Los amores de Gaona. Apuntes realistas por Loreley

Un amor del torero

 

Al caer de la tarde, junto a la tupida enredadera, las figuras de los que hablan se destacan.

—Te vas… ¿tienes valor de dejarme? ¿Dejarás a la Nena?

—¿Y qué quieres tú que yo haga, madre?

—Carranza no quiere toros… pues no torees, Rodolfo. Quédate en casa, estáte quieto. ¿Tú sabes lo que sufro al verte siempre expuesto en esta vida amarga y cruel? ¿De qué te sirve irte haciendo rico?

—Madre, por Dios… si no es el dinero lo que me impele al peligro y me lleva hasta las astas del toro… es la gloria, es el ansia inextinguible que siento de irme lejos… muy lejos, para llegar hasta ella. 

—¿La gloria? ¿Y quieres más gloria? ¿Pues quién hay en México que se te ponga delante, Rodolfo?

—En México… ¡sí! En México puedo decirlo. Es que quiero decirlo también en España. Esta es mi ambición y he de verla satisfecha. 

Las sombras de la noche caían implacables sobre los seres y sobre las cosas. 

Violando aquella densidad, un pálido rayo de luna temeroso y discreto, tocaba la frente del torero, empalideciendo la piel bronceada por el sol. 

Era joven y a los ojos de la madre, no hubiera en el mundo todo una figura más garbosa y arrogante que la de su hijo. 

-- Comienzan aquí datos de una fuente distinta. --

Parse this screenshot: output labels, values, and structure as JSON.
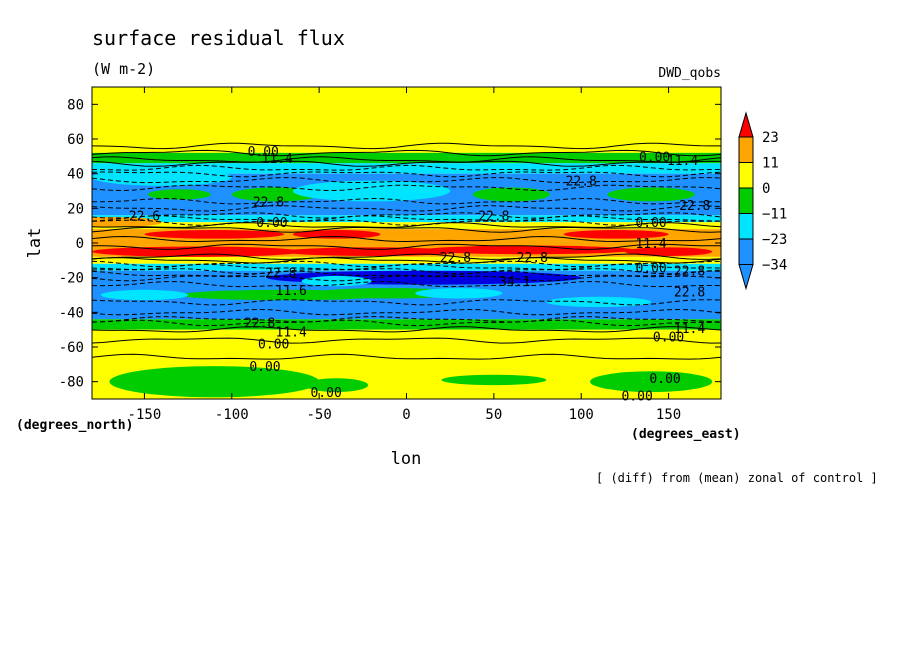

Cogió entre sus manos que empezaban a surcarse de arrugas, aquella cabeza amada y muy dulcemente, como sólo las madres saben besar, acercó sus labios hacia aquella carne querida, que era carne de su carne y vida de su vida. 

—No te vayas mi hijo… no te vayas —susurró débilmente. 

—Madre… no me martirices. ¿Por qué no irme? Vámonos pues, tú también ¿Por qué no me sigues, por qué no te vas a mi lado?

—Tú sabes que no puedo. Quiero estar aquí, cuidar nuestra casita y poder ir cada domingo a dejar flores sobre la tumba de tu padre. 

Las lágrimas, al recuerdo del pasado y al dolor del presente, fueron asomando a las pupilas de la señora Gaona. 

—No llores mamacita… no llores, ten valor y no me lo quites a mí. ¿Qué quieres que haga? Tengo necesidad, estoy comprometido y debo hacerlo. 

El hombre que nunca se conmoviera ante el peligro, empezó a temblar levemente pensando en la muerte que podía llegar muy lejos, sin que la caricia santa e inefable de la madre buena, cerrara sus ojos. 

Acercóse despacio. Como un niño que busca el piadoso regazo maternal, dejóse caer en aquellas rodillas que le adurmieren en la infancia. 

Rodeó con sus brazos fuertes el cuello de la amante señora y empezó a besarla para calmar su pena. 

—¿No llorarás más, verdad amorcito mío? ¿No llorará más mi viejecita dulce y santa? ¿Verdad que rezará mucho por mí, para que Dios me traiga otra vez con vida hasta esta casita que tanto amas?

La mano de la madre buscó entre los botones de la camisa de seda del elegante torero. 

—¿Traes la medalla, Rodolfo? 

—Sí, yo traigo siempre tu medalla. 

—Prométeme que suceda lo que suceda, no te la quitarás jamás. 

—¡Te lo juro!

Un beso largo y tembloroso selló el juramento. 

Deslizóse lentamente de aquellas rodillas y cayó a los pies de la que tanto amaba, reclinando la cabeza en aquel regazo siempre protector. 

Quedaron en silencio. 

Una lágrima ardiente de los ojos de la madre, fue a perderse en la negrura de la cabellera indómita del hijo.

La luna asomó por completo y las enredaderas del jardín, no pudieron ocultarla ya. 

Como caricia inefable y santa del cielo desprendida, fue a bañar amorosa las cabezas de aquellos que en aquel rinconcito de un estado de la República Mexicana, parecían en ese instante no tener más mundo ni más idea que la de un amor grande y noble que en las almas, se agigantaba al pasar de los días.